1.4 Nella specie, la Corte d’Appello ha ritenuto che la somma di euro 90.000,00 prelevata dai due fratelli dal conto corrente della madre in data 9-10/6/2011, prima della pubblicazione del testamento, avvenuta il 19/10/2011, non potesse considerarsi atto di donazione di quest’ultima, soggetto, in quanto tale, a collazione, come preteso dal ricorrente, atteso che la somma era stata concordemente prelevata dalle parti al momento o in prossimità del decesso della genitrice sul presupposto della parità delle quote e che, dunque, andasse qualificata in termini di divisione anticipata e parziale del relictum . Il fatto poi che, per effetto del testamento materno, la ripartizione tra i due eredi non dovesse essere fatta, come avvenuto, per quote uguali, spettando a NOME COGNOME soltanto la quota di legittima, pari a 1/3, ha fatto sì che i giudici ritenessero di dover tener conto, in sede di formazione delle porzioni, del fatto che quest’ultimo avesse percepito in esubero la somma di euro 15.000,00, senza che una tale argomentazione possa dirsi contrastare con il principio di corrispondenza tra il chiesto e il pronunciato, per non avere il controricorrente domandato il rimborso di tale eccedenza, atteso che una siffatta pretesa è implicita nella domanda di scioglimento della comunione ereditaria e di formazione delle quote, chiesta da entrambe le parti. Quanto alla somma di lire 1.797.000,00 corrisposta dalla de cuius a NOME COGNOME si osserva che la qualificazione della stessa in termini di prestito restitutorio operata dai giudici di merito, anziché di donazione, come, invece, dedotto da NOME COGNOME discende direttamente dalle stesse argomentazioni difensive del ricorrente, che aveva sostenuto di avere ricevuto la somma in prestito e di avere restituito i relativi importi con tre distinti assegni, sebbene poi la relativa prova sia stata ritenuta non integrata.

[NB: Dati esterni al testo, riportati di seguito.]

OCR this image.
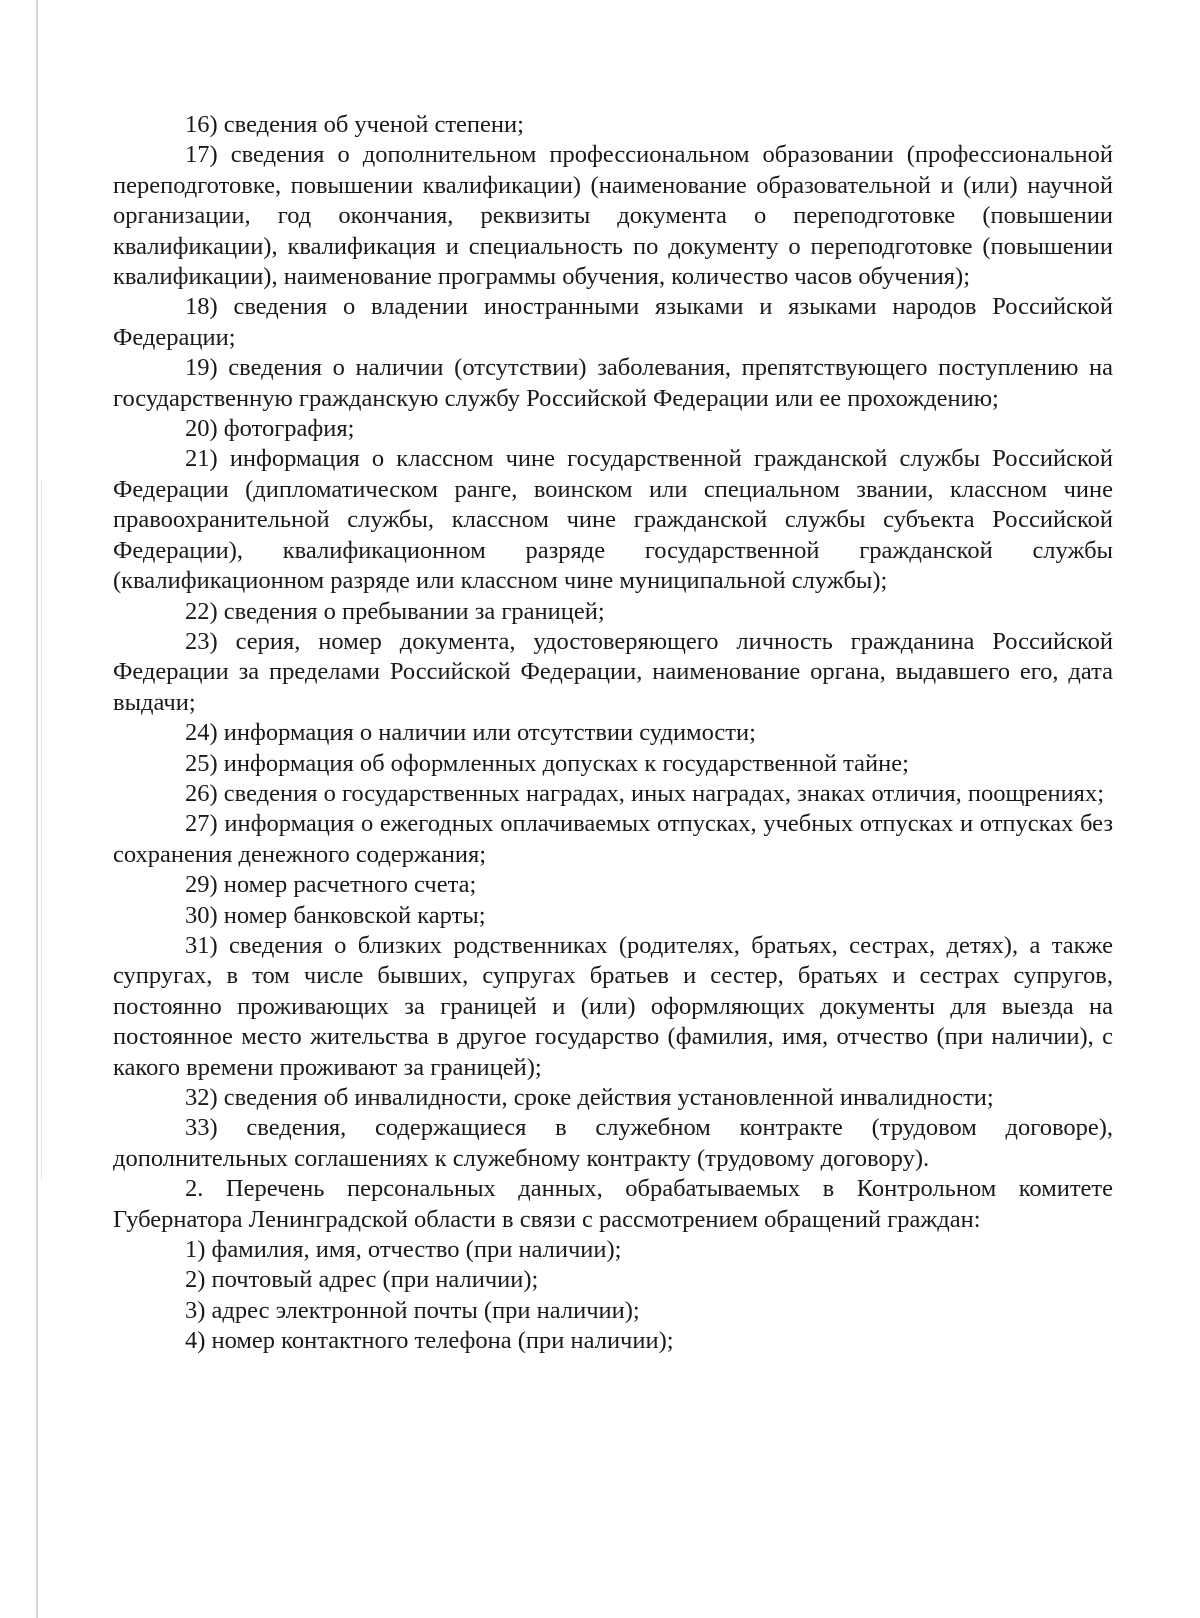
16) сведения об ученой степени;

17) сведения о дополнительном профессиональном образовании (профессиональной переподготовке, повышении квалификации) (наименование образовательной и (или) научной организации, год окончания, реквизиты документа о переподготовке (повышении квалификации), квалификация и специальность по документу о переподготовке (повышении квалификации), наименование программы обучения, количество часов обучения);

18) сведения о владении иностранными языками и языками народов Российской Федерации;

19) сведения о наличии (отсутствии) заболевания, препятствующего поступлению на государственную гражданскую службу Российской Федерации или ее прохождению;

20) фотография;

21) информация о классном чине государственной гражданской службы Российской Федерации (дипломатическом ранге, воинском или специальном звании, классном чине правоохранительной службы, классном чине гражданской службы субъекта Российской Федерации), квалификационном разряде государственной гражданской службы (квалификационном разряде или классном чине муниципальной службы);

22) сведения о пребывании за границей;

23) серия, номер документа, удостоверяющего личность гражданина Российской Федерации за пределами Российской Федерации, наименование органа, выдавшего его, дата выдачи;

24) информация о наличии или отсутствии судимости;

25) информация об оформленных допусках к государственной тайне;

26) сведения о государственных наградах, иных наградах, знаках отличия, поощрениях;

27) информация о ежегодных оплачиваемых отпусках, учебных отпусках и отпусках без сохранения денежного содержания;

29) номер расчетного счета;

30) номер банковской карты;

31) сведения о близких родственниках (родителях, братьях, сестрах, детях), а также супругах, в том числе бывших, супругах братьев и сестер, братьях и сестрах супругов, постоянно проживающих за границей и (или) оформляющих документы для выезда на постоянное место жительства в другое государство (фамилия, имя, отчество (при наличии), с какого времени проживают за границей);

32) сведения об инвалидности, сроке действия установленной инвалидности;

33) сведения, содержащиеся в служебном контракте (трудовом договоре), дополнительных соглашениях к служебному контракту (трудовому договору).

2. Перечень персональных данных, обрабатываемых в Контрольном комитете Губернатора Ленинградской области в связи с рассмотрением обращений граждан:

1) фамилия, имя, отчество (при наличии);

2) почтовый адрес (при наличии);

3) адрес электронной почты (при наличии);

4) номер контактного телефона (при наличии);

Né può dirsi che, in mancanza di domanda restitutoria sul punto, i giudici avrebbero ancora una volta violato il principio della corrispondenza e pronunciato e che questo avrebbe altresì violato il diritto di difesa del ricorrente, come pure lamentato.
Infatti, nell’azione di divisione ereditaria è insita la petizione dell’eredità, ove si chieda la ricostruzione dell’asse relitto e l’inclusione in esso di beni sottratti da altro erede o da un terzo, tanto più che la sentenza di assegnazione dei beni ai condividenti costituisce titolo esecutivo, idoneo a consentire a ciascuno di essi di acquistare la piena proprietà dei cespiti rientranti nella quota, nonché il potere di esercitare le relative azioni, inclusa quella per il rilascio dei beni rispetto ai quali altri condividenti, per effetto dello scioglimento della comunione ereditaria, non hanno più titolo per proseguire la loro detenzione (in tal senso Cass., Sez. 2, 17/10/2024, n. 26951).

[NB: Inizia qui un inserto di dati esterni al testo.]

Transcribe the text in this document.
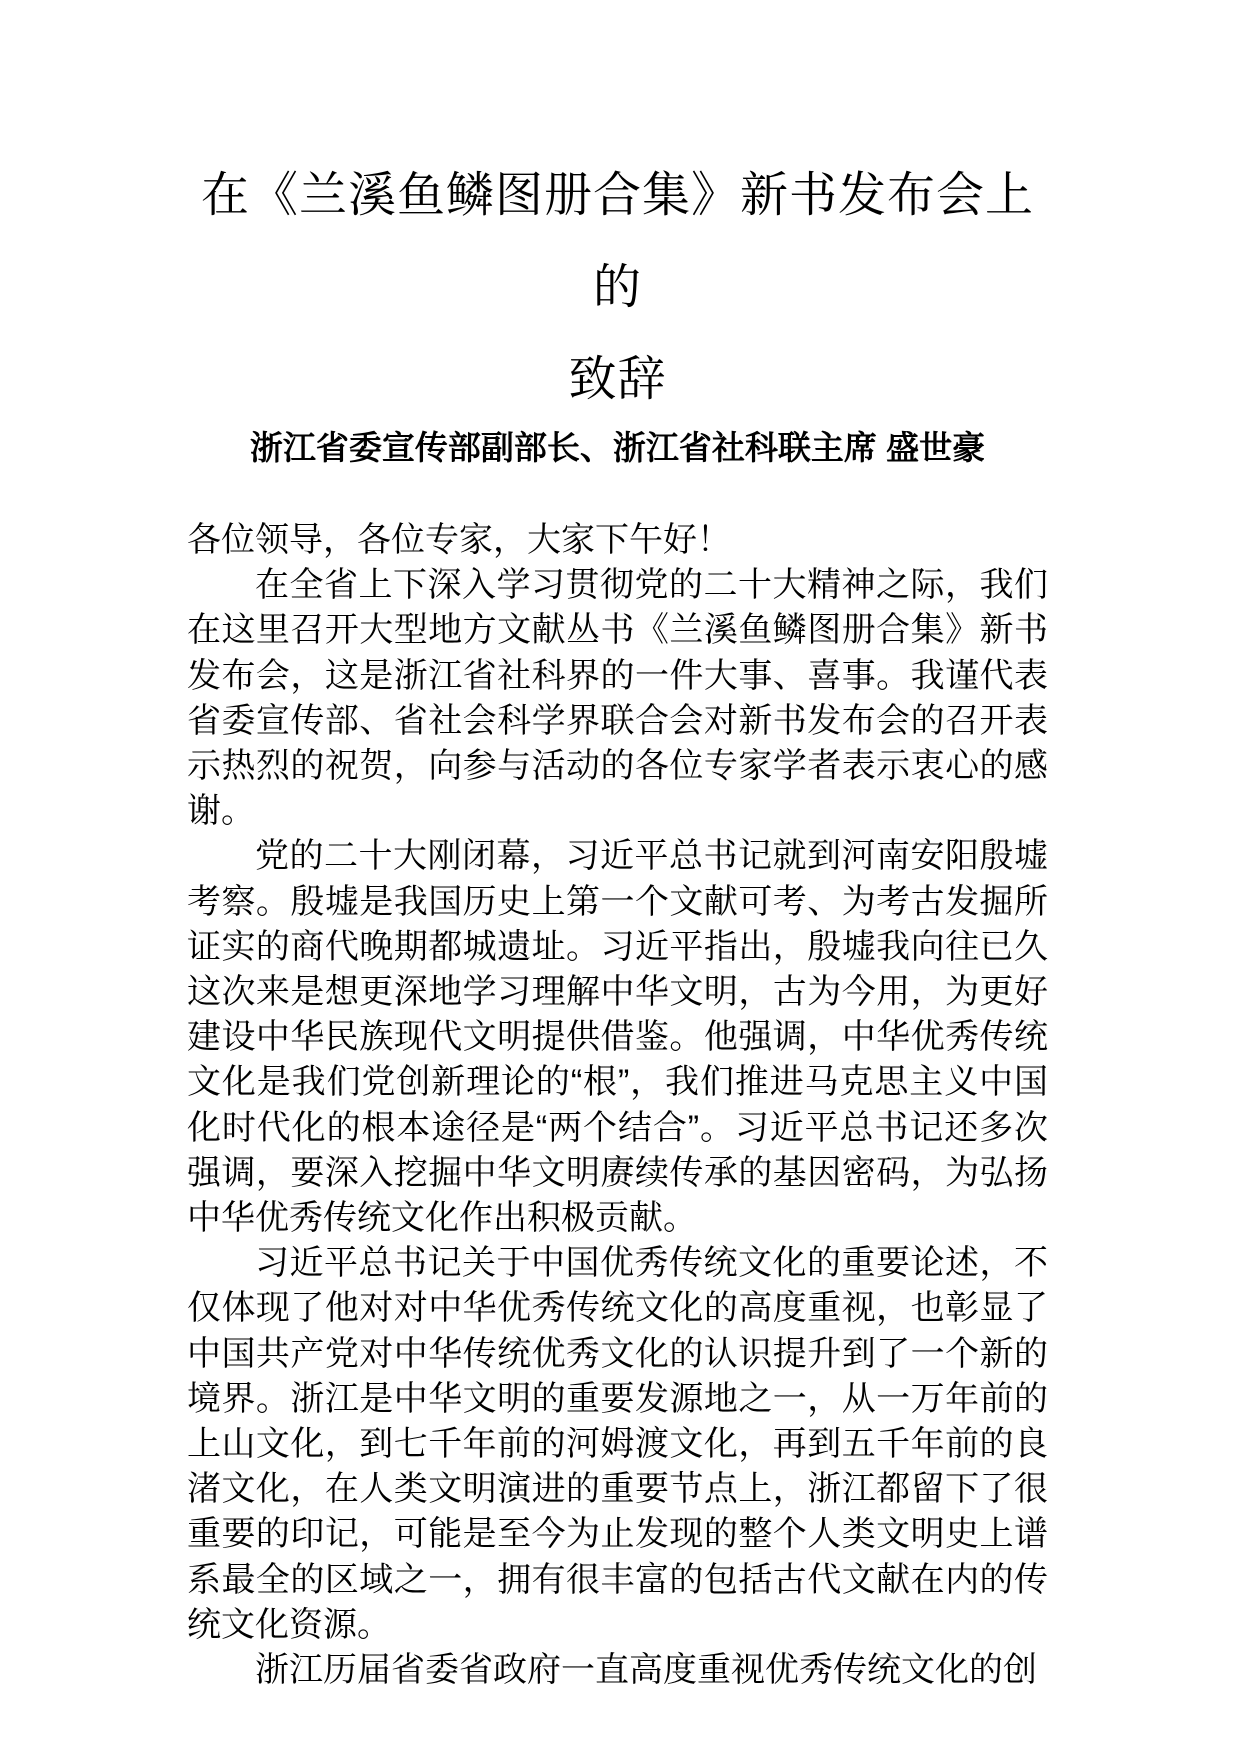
在《兰溪鱼鳞图册合集》新书发布会上的
致辞
浙江省委宣传部副部长、浙江省社科联主席 盛世豪

各位领导，各位专家，大家下午好！

在全省上下深入学习贯彻党的二十大精神之际，我们在这里召开大型地方文献丛书《兰溪鱼鳞图册合集》新书发布会，这是浙江省社科界的一件大事、喜事。我谨代表省委宣传部、省社会科学界联合会对新书发布会的召开表示热烈的祝贺，向参与活动的各位专家学者表示衷心的感谢。

党的二十大刚闭幕，习近平总书记就到河南安阳殷墟考察。殷墟是我国历史上第一个文献可考、为考古发掘所证实的商代晚期都城遗址。习近平指出，殷墟我向往已久这次来是想更深地学习理解中华文明，古为今用，为更好建设中华民族现代文明提供借鉴。他强调，中华优秀传统文化是我们党创新理论的“根”，我们推进马克思主义中国化时代化的根本途径是“两个结合”。习近平总书记还多次强调，要深入挖掘中华文明赓续传承的基因密码，为弘扬中华优秀传统文化作出积极贡献。

习近平总书记关于中国优秀传统文化的重要论述，不仅体现了他对对中华优秀传统文化的高度重视，也彰显了中国共产党对中华传统优秀文化的认识提升到了一个新的境界。浙江是中华文明的重要发源地之一，从一万年前的上山文化，到七千年前的河姆渡文化，再到五千年前的良渚文化，在人类文明演进的重要节点上，浙江都留下了很重要的印记，可能是至今为止发现的整个人类文明史上谱系最全的区域之一，拥有很丰富的包括古代文献在内的传统文化资源。

浙江历届省委省政府一直高度重视优秀传统文化的创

2.1 Con il secondo motivo di ricorso principale, si lamenta la nullità della sentenza o del procedimento per violazione degli artt. 115, 116, 132 n. 4 e 244 cod. proc. civ., 118 disp. att. cod. proc. civ., 2724 n. 1) e 2729 cod. civ., in relazione all’art. 360, n. 4, cod. proc. civ., perché, sempre con riguardo alla somma di lire 1.797.000, di cui alla precedente censura, i giudici di merito avevano ritenuto non assolto, da parte del ricorrente, l’onere della prova della sua restituzione ai genitori, benché questa fosse stata offerta sia documentalmente, attraverso la produzione dell’appunto della de cuius dicente ‘ Silvio reso 600.000 ‘, erroneamente ritenuta non decisiva in assenza di corrispondenza di importo e di dato cronologico, benché il ricorrente avesse dedotto di avere restituito l’importo in tre tranches mensili, sia attraverso la prova orale, che i giudici avevano erroneamente respinto, ritenendola generica in assenza di indicazioni sugli importi di ciascuna rata, senza
considerare che la restituzione aveva riguardato l’intera somma divisa in rate che potevano presumersi uguali.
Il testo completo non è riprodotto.